Le plus grand danger, dans les moments de turbulence, ce n’est pas la turbulence; c’est d’agir avec la logique d’hier.
1La Gestion des Ressources Humaines est, en 2018 comme depuis plusieurs années ainsi qu’en témoignent les éditions récentes des congrès de l’AGRH, sous le feu roulant des tensions et des innovations caractéristiques de la période d’intenses transformations que nous vivons. Celles-ci tentent de dépasser les limites économiques, sociales, écologiques et environnementales des modèles de développement de nos sociétés modernes et, plus récemment, de profiter des formidables opportunités en lien avec la révolution numérique.
2On qualifie la période de quatrième révolution industrielle, en insistant sur la métamorphose qui se profile. Dans une actualité foisonnante d’événements, de crises, d’initiatives, de débats, d’expertises, de postures, il est difficile de stabiliser les réflexions, les modèles, les notions et les concepts. Les évolutions à l’œuvre offrent des controverses souvent fécondes pour en exprimer le sens, exercice particulièrement difficile alors que chacun perçoit bien que le sens même des mots travail, emploi, entreprise peut être remis en cause par la métamorphose en cours, ce qui fait dire que la révolution en cours est aussi une révolution épistémologique. Ce qui explique aussi sans doute l’expression régulière d’un certain pessimisme quant aux chances de connaître une transition maîtrisée et réussie. Tout ceci procède et engendre en retour des recompositions profondes et multiples, potentiellement déstabilisatrices pour toute la société, qui interpellent la Gestion des Ressources Humaines dans tous ses champs d’expertise et de contribution à la performance des entreprises et des organisations.
3Agir. Expérimenter. Contextualiser.
4Complexité, volatilité, incertitude, ambiguïté, tensions sur les ressources ; autant de caractéristiques saillantes de notre contexte et de raisons d’inventer de nouveaux cadres d’action. Car l’action est nécessaire précisément parce qu’il faut se préparer à l’inconnu, ne pas être pris au dépourvu ; mais alors l’action consiste pour l’essentiel à explorer, expérimenter, tester de nouveaux modèles, se tromper, en tirer des capacités d’agir renouvelées, donner du pouvoir d’agir aux parties concernées, sur des enjeux qui font sens pour elles là où elles œuvrent, dans leur contexte. L’action expérimentale comme vecteur d’apprentissages collectifs (re)devient centrale. C’est le sens de notre référence, dans le sous-titre de notre appel à contribution, à la formule inspirée par l’historien Fernand Braudel [1] : « on joue mieux avec un ballon gonflé » pour signifier que le développement de nos sociétés démocratiques ne peut se passer d’un « étage intermédiaire, gonflé par les valeurs de l’échange et les jeux coopératifs à somme positive ». Le souffle pour gonfler ce fameux ballon, c’est la décentralisation de l’action, la subsidiarité, la conception du changement non plus comme un espace planifié de rationalisation descendante mais comme un espace expérimental où le développement des capacités locales est l’objectif premier. Pour approfondir ces questions, nous avons choisi d’orienter l’appel à propositions dans deux directions : l’expérimentation et la contextualisation.

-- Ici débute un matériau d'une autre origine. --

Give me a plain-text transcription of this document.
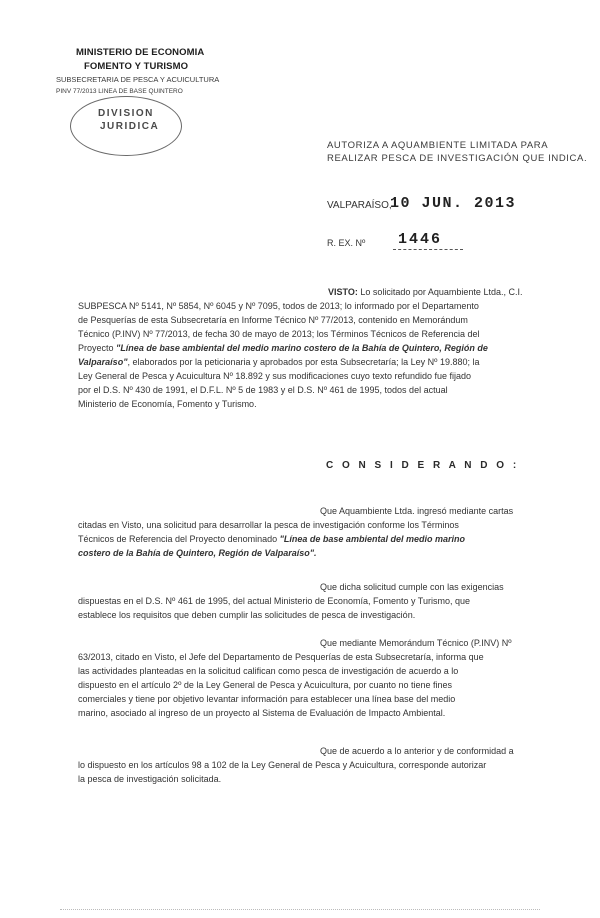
MINISTERIO DE ECONOMIA
FOMENTO Y TURISMO
SUBSECRETARIA DE PESCA Y ACUICULTURA
PINV 77/2013 LINEA DE BASE QUINTERO
DIVISION
JURIDICA
AUTORIZA A AQUAMBIENTE LIMITADA PARA
REALIZAR PESCA DE INVESTIGACIÓN QUE INDICA.
VALPARAÍSO,
10 JUN. 2013
R. EX. Nº 1446
VISTO: Lo solicitado por Aquambiente Ltda., C.I.
SUBPESCA Nº 5141, Nº 5854, Nº 6045 y Nº 7095, todos de 2013; lo informado por el Departamento
de Pesquerías de esta Subsecretaría en Informe Técnico Nº 77/2013, contenido en Memorándum
Técnico (P.INV) Nº 77/2013, de fecha 30 de mayo de 2013; los Términos Técnicos de Referencia del
Proyecto "Línea de base ambiental del medio marino costero de la Bahía de Quintero, Región de
Valparaíso", elaborados por la peticionaria y aprobados por esta Subsecretaría; la Ley Nº 19.880; la
Ley General de Pesca y Acuicultura Nº 18.892 y sus modificaciones cuyo texto refundido fue fijado
por el D.S. Nº 430 de 1991, el D.F.L. Nº 5 de 1983 y el D.S. Nº 461 de 1995, todos del actual
Ministerio de Economía, Fomento y Turismo.
C O N S I D E R A N D O :
Que Aquambiente Ltda. ingresó mediante cartas
citadas en Visto, una solicitud para desarrollar la pesca de investigación conforme los Términos
Técnicos de Referencia del Proyecto denominado "Línea de base ambiental del medio marino
costero de la Bahía de Quintero, Región de Valparaíso".
Que dicha solicitud cumple con las exigencias
dispuestas en el D.S. Nº 461 de 1995, del actual Ministerio de Economía, Fomento y Turismo, que
establece los requisitos que deben cumplir las solicitudes de pesca de investigación.
Que mediante Memorándum Técnico (P.INV) Nº
63/2013, citado en Visto, el Jefe del Departamento de Pesquerías de esta Subsecretaría, informa que
las actividades planteadas en la solicitud califican como pesca de investigación de acuerdo a lo
dispuesto en el artículo 2º de la Ley General de Pesca y Acuicultura, por cuanto no tiene fines
comerciales y tiene por objetivo levantar información para establecer una línea base del medio
marino, asociado al ingreso de un proyecto al Sistema de Evaluación de Impacto Ambiental.
Que de acuerdo a lo anterior y de conformidad a
lo dispuesto en los artículos 98 a 102 de la Ley General de Pesca y Acuicultura, corresponde autorizar
la pesca de investigación solicitada.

5Foisonnement d’initiatives.
6Agir est nécessaire écrivions-nous plus haut. De nombreuses initiatives se prennent, particulièrement visibles pour ce qui concerne les réformes portées par l’action publique : droit du travail, de la formation, de la négociation collective et jusqu’à la réflexion amorcée sur la refondation de l’entreprise, invitant à sa déclinaison dans un objet social étendu pour rééquilibrer les rapports de forces entre détenteurs des actions (titres de propriété sur la société) et investisseurs en capital humain (les salariés, œuvrant dans la communauté de travail de l’entreprise).
7Les réformes du code du travail, en instituant une troisième voie autour de la concertation sociale dans les entreprises pour de nouveaux compromis sociaux – où il s’agit moins d’ouvrir des droits nouveaux pour le salarié et donc des obligations nouvelles pour l’employeur que d’innover dans la conception de nouvelles capacités de régulation dans l’entreprise – réinterrogent nombre d’acteurs, d’outils et de pratiques de gestion des ressources humaines et de management.

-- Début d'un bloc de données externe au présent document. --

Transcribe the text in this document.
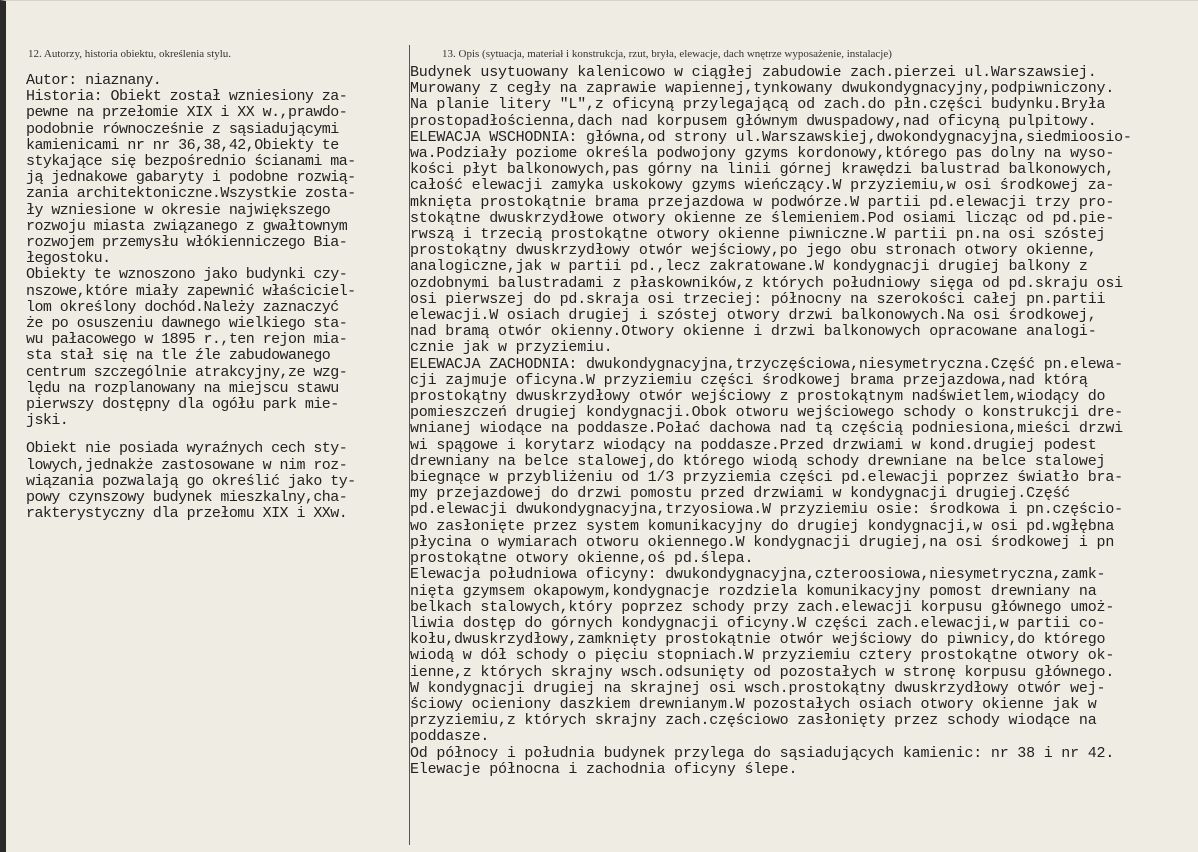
12. Autorzy, historia obiektu, określenia stylu.	13. Opis (sytuacja, materiał i konstrukcja, rzut, bryła, elewacje, dach wnętrze wyposażenie, instalacje)
Autor: niaznany.
Historia: Obiekt został wzniesiony za-
pewne na przełomie XIX i XX w.,prawdo-
podobnie równocześnie z sąsiadującymi
kamienicami nr nr 36,38,42,Obiekty te
stykające się bezpośrednio ścianami ma-
ją jednakowe gabaryty i podobne rozwią-
zania architektoniczne.Wszystkie zosta-
ły wzniesione w okresie największego
rozwoju miasta związanego z gwałtownym
rozwojem przemysłu włókienniczego Bia-
łegostoku.
Obiekty te wznoszono jako budynki czy-
nszowe,które miały zapewnić właściciel-
lom określony dochód.Należy zaznaczyć
że po osuszeniu dawnego wielkiego sta-
wu pałacowego w 1895 r.,ten rejon mia-
sta stał się na tle źle zabudowanego
centrum szczególnie atrakcyjny,ze wzg-
lędu na rozplanowany na miejscu stawu
pierwszy dostępny dla ogółu park mie-
jski.
Obiekt nie posiada wyraźnych cech sty-
lowych,jednakże zastosowane w nim roz-
wiązania pozwalają go określić jako ty-
powy czynszowy budynek mieszkalny,cha-
rakterystyczny dla przełomu XIX i XXw.
Budynek usytuowany kalenicowo w ciągłej zabudowie zach.pierzei ul.Warszawsiej.
Murowany z cegły na zaprawie wapiennej,tynkowany dwukondygnacyjny,podpiwniczony.
Na planie litery "L",z oficyną przylegającą od zach.do płn.części budynku.Bryła
prostopadłościenna,dach nad korpusem głównym dwuspadowy,nad oficyną pulpitowy.
ELEWACJA WSCHODNIA: główna,od strony ul.Warszawskiej,dwokondygnacyjna,siedmioosio-
wa.Podziały poziome określa podwojony gzyms kordonowy,którego pas dolny na wyso-
kości płyt balkonowych,pas górny na linii górnej krawędzi balustrad balkonowych,
całość elewacji zamyka uskokowy gzyms wieńczący.W przyziemiu,w osi środkowej za-
mknięta prostokątnie brama przejazdowa w podwórze.W partii pd.elewacji trzy pro-
stokątne dwuskrzydłowe otwory okienne ze ślemieniem.Pod osiami licząc od pd.pie-
rwszą i trzecią prostokątne otwory okienne piwniczne.W partii pn.na osi szóstej
prostokątny dwuskrzydłowy otwór wejściowy,po jego obu stronach otwory okienne,
analogiczne,jak w partii pd.,lecz zakratowane.W kondygnacji drugiej balkony z
ozdobnymi balustradami z płaskowników,z których południowy sięga od pd.skraju osi
osi pierwszej do pd.skraja osi trzeciej: północny na szerokości całej pn.partii
elewacji.W osiach drugiej i szóstej otwory drzwi balkonowych.Na osi środkowej,
nad bramą otwór okienny.Otwory okienne i drzwi balkonowych opracowane analogi-
cznie jak w przyziemiu.
ELEWACJA ZACHODNIA: dwukondygnacyjna,trzyczęściowa,niesymetryczna.Część pn.elewa-
cji zajmuje oficyna.W przyziemiu części środkowej brama przejazdowa,nad którą
prostokątny dwuskrzydłowy otwór wejściowy z prostokątnym nadświetlem,wiodący do
pomieszczeń drugiej kondygnacji.Obok otworu wejściowego schody o konstrukcji dre-
wnianej wiodące na poddasze.Połać dachowa nad tą częścią podniesiona,mieści drzwi
wi spągowe i korytarz wiodący na poddasze.Przed drzwiami w kond.drugiej podest
drewniany na belce stalowej,do którego wiodą schody drewniane na belce stalowej
biegnące w przybliżeniu od 1/3 przyziemia części pd.elewacji poprzez światło bra-
my przejazdowej do drzwi pomostu przed drzwiami w kondygnacji drugiej.Część
pd.elewacji dwukondygnacyjna,trzyosiowa.W przyziemiu osie: środkowa i pn.częścio-
wo zasłonięte przez system komunikacyjny do drugiej kondygnacji,w osi pd.wgłębna
płycina o wymiarach otworu okiennego.W kondygnacji drugiej,na osi środkowej i pn
prostokątne otwory okienne,oś pd.ślepa.
Elewacja południowa oficyny: dwukondygnacyjna,czteroosiowa,niesymetryczna,zamk-
nięta gzymsem okapowym,kondygnacje rozdziela komunikacyjny pomost drewniany na
belkach stalowych,który poprzez schody przy zach.elewacji korpusu głównego umoż-
liwia dostęp do górnych kondygnacji oficyny.W części zach.elewacji,w partii co-
kołu,dwuskrzydłowy,zamknięty prostokątnie otwór wejściowy do piwnicy,do którego
wiodą w dół schody o pięciu stopniach.W przyziemiu cztery prostokątne otwory ok-
ienne,z których skrajny wsch.odsunięty od pozostałych w stronę korpusu głównego.
W kondygnacji drugiej na skrajnej osi wsch.prostokątny dwuskrzydłowy otwór wej-
ściowy ocieniony daszkiem drewnianym.W pozostałych osiach otwory okienne jak w
przyziemiu,z których skrajny zach.częściowo zasłonięty przez schody wiodące na
poddasze.
Od północy i południa budynek przylega do sąsiadujących kamienic: nr 38 i nr 42.
Elewacje północna i zachodnia oficyny ślepe.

8Les entreprises elles-mêmes ne sont pas en reste pour en appeler à de nouveaux cadres d’action, mieux calés sur les sources de création de valeur de la coopération, de l’innovation, de la valorisation des capacités d’apprentissage individuel et collectif. Il s’agit ni plus ni moins, notamment dans de nombreuses (très) grandes entreprises, d’offrir une réponse alternative aux limites et aux désordres du travail tel qu’il est organisé, avec son cortège de symptômes désormais bien documentés : désengagement, défaillances productives, burn-out, etc.

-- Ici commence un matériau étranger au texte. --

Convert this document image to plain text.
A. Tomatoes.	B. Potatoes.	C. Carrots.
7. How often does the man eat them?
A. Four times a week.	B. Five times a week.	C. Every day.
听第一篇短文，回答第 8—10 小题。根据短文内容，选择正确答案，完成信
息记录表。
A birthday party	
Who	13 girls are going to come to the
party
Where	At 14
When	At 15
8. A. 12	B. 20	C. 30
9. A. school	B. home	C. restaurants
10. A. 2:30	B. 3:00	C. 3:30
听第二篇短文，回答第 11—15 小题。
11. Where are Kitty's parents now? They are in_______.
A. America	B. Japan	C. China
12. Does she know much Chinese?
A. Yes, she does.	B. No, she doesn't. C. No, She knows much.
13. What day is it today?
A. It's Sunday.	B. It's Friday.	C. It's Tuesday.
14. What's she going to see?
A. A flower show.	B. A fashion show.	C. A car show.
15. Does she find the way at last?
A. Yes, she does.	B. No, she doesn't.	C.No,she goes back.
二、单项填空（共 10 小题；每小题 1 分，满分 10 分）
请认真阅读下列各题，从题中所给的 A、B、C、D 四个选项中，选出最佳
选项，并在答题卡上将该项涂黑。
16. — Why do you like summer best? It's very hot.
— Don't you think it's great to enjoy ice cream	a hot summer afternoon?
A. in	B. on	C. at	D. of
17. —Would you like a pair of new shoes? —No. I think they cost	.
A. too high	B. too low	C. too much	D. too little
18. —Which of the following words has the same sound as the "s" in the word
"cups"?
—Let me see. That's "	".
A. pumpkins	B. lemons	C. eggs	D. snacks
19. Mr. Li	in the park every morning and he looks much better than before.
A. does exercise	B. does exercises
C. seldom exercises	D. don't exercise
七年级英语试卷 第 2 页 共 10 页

9Les attentes sociétales enfin, largement relayées par la révolution numérique et le potentiel d’émancipation qu’elle suggère, font écho à ces différents courants transformateurs, et stimulent l’attention des acteurs sociaux pour canaliser des réponses crédibles à ces nouvelles attentes.
10Perspectives ouvertes.
11L’appel à contribution a généré plus de 225 propositions, parmi lesquelles 154 ont été retenues pour le Congrès de l’AGRH. S’efforçant de répondre à chacun des deux axes choisis, expérimentation et contextualisation, deux tables rondes, se saisissant aussi de l’invitation à expérimenter dans nos propres formats de travail en Congrès, vont venir approfondir des expérimentations sociales conduites en tant que telles dans différentes entreprises (Crédit Agricole, France Télévisions, Atlantic) et les questions que nous pose l’appréhension de contextes très spécifiques (police, urgence).
12Les papiers sélectionnés pour ce numéro spécial retiennent notre attention à de nombreux titres :
- Johan GLAISNER et Olivier MASCLEF « Du management bienveillant à la communauté de travail : le cas Yves Rocher », à travers la discussion d’une étude de cas très documentée, nous invitent à nous saisir des questions épistémologiques évoquées plus haut : la bienveillance n’est pas une notion en vogue, relayée par un marché du conseil dynamique. C’est l’expression d’une nécessaire relecture de ce qu’est le travail humain, le bien commun qui irrigue toute activité de travail et sans laquelle on ne peut plus penser les modèles de performance capables de tenir ensemble création de valeur, engagement qualité et vitalité du collectif.
- Sophia GALIERE, dans le papier « de l’économie collaborative à l’ubérisation du travail : les plateformes numériques comme outils de gestion des ressources humaines » nous propose des clés pour équiper notre compréhension des nouvelles configurations productives que sont les différents types de plateformes en fonction de leurs modèles de production et des emprunts qu’elles font aux outils et pratiques de management déployés depuis de nombreuses années dans les entreprises dites classiques.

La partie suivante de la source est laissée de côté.